The Rystad report follows a similar analysis earlier this week from the Australian-based Reputex, which also warned of the impacts of the falling dollar and rising equipment costs, which it said would likely tilt the market in the favour of so-called “mega-projects – like the 1GW MacIntyre project in Queensland – that can be funded by deep-pocketed internationals that can control their own equipment pipeline and currency risk.
Rystad notes the Australia renewable energy industry already faces a host of grid challenges, including network capacity availability, commissioning issues, Marginal Loss Factors (MLF) and system strength variability, which had slowed the pace of new projects.
“With the additional challenge of Covid-19, the pace of construction has only slowed further since the end of the first quarter and developers now face a quagmire of infrastructural and economic obstacles,” it says,
The majority of capital expenditures for utility PV and wind assets are for hardware, comprising about 60 per cent of expenses for PV and 75 per cent for wind.
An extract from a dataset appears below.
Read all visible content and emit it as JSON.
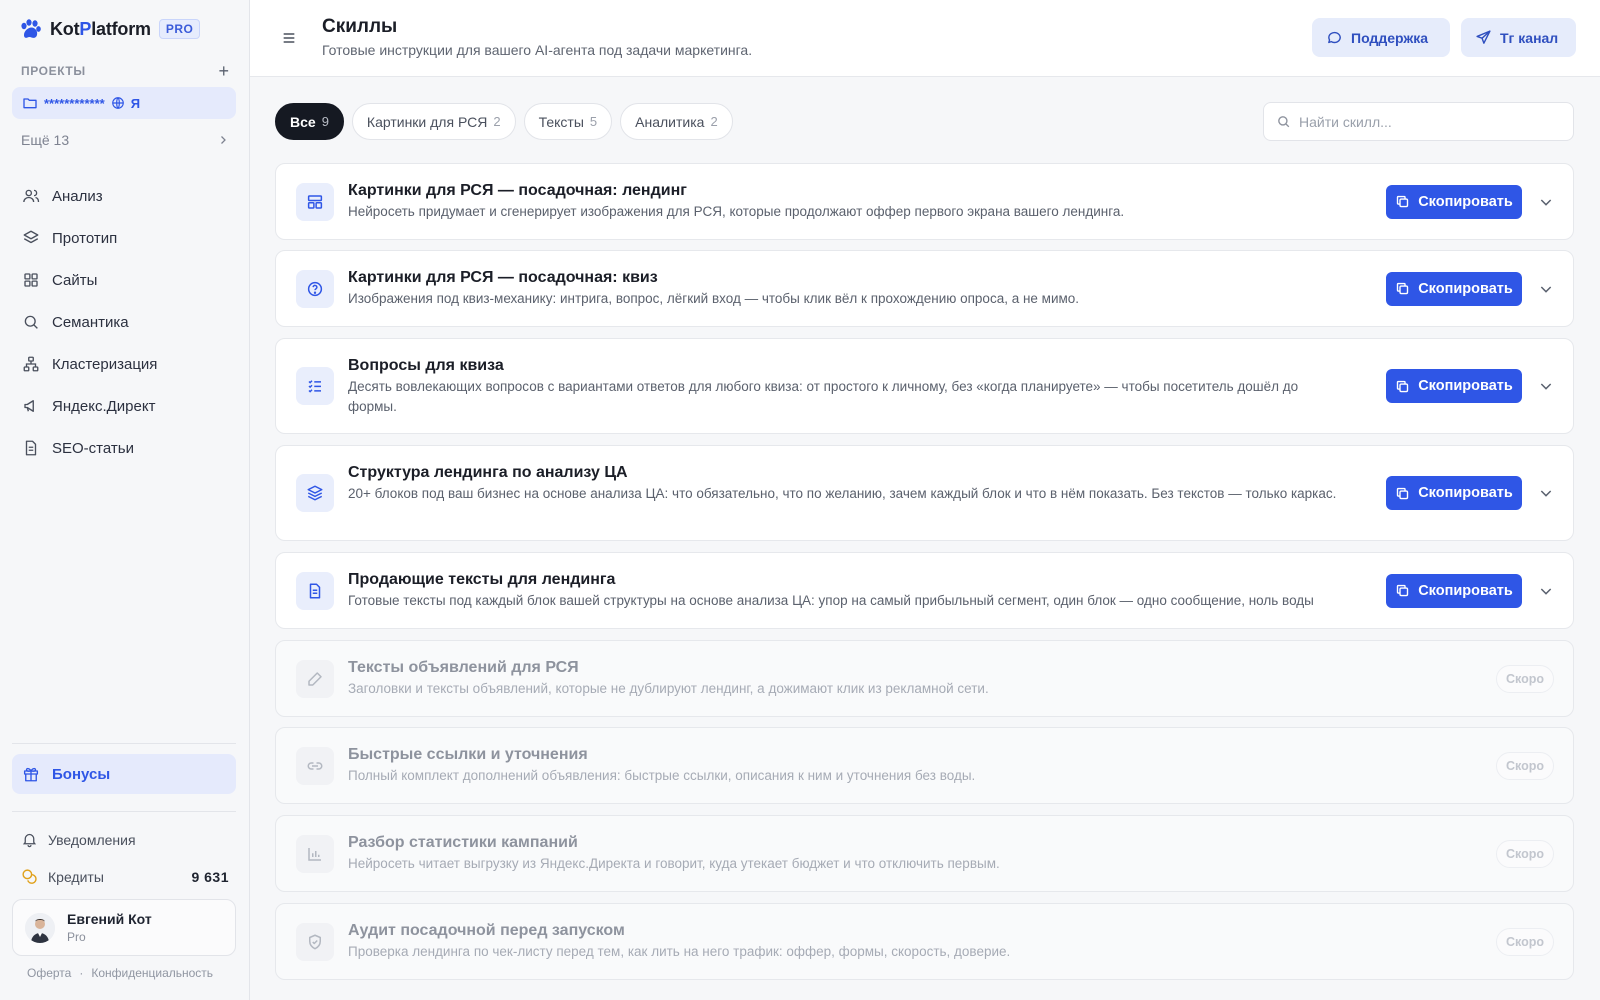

As hardware is typically priced in foreign currency, the plummeting value of the Australian dollar has had a substantial impact on project economics.
Rystad says the increase in pricing – largely due to supply blockages and current changes – may cause problems for delivery against agreed long term power purchase agreements, which have been steadily declining in recent years along with falls in technology costs.
The graph above shows the fall in solar PV capex compared with power purchase agreement (PPA) pricing, which has followed capex down the cost curve.
“However, as capex has increased with rising hardware costs, developers will be challenged to profitably meet PPA pricing,” Rystad says.
“Furthermore, securing debt will be an obstacle in the short term, given that cash is now a scarce commodity; financiers are unlikely to lend cheaply.”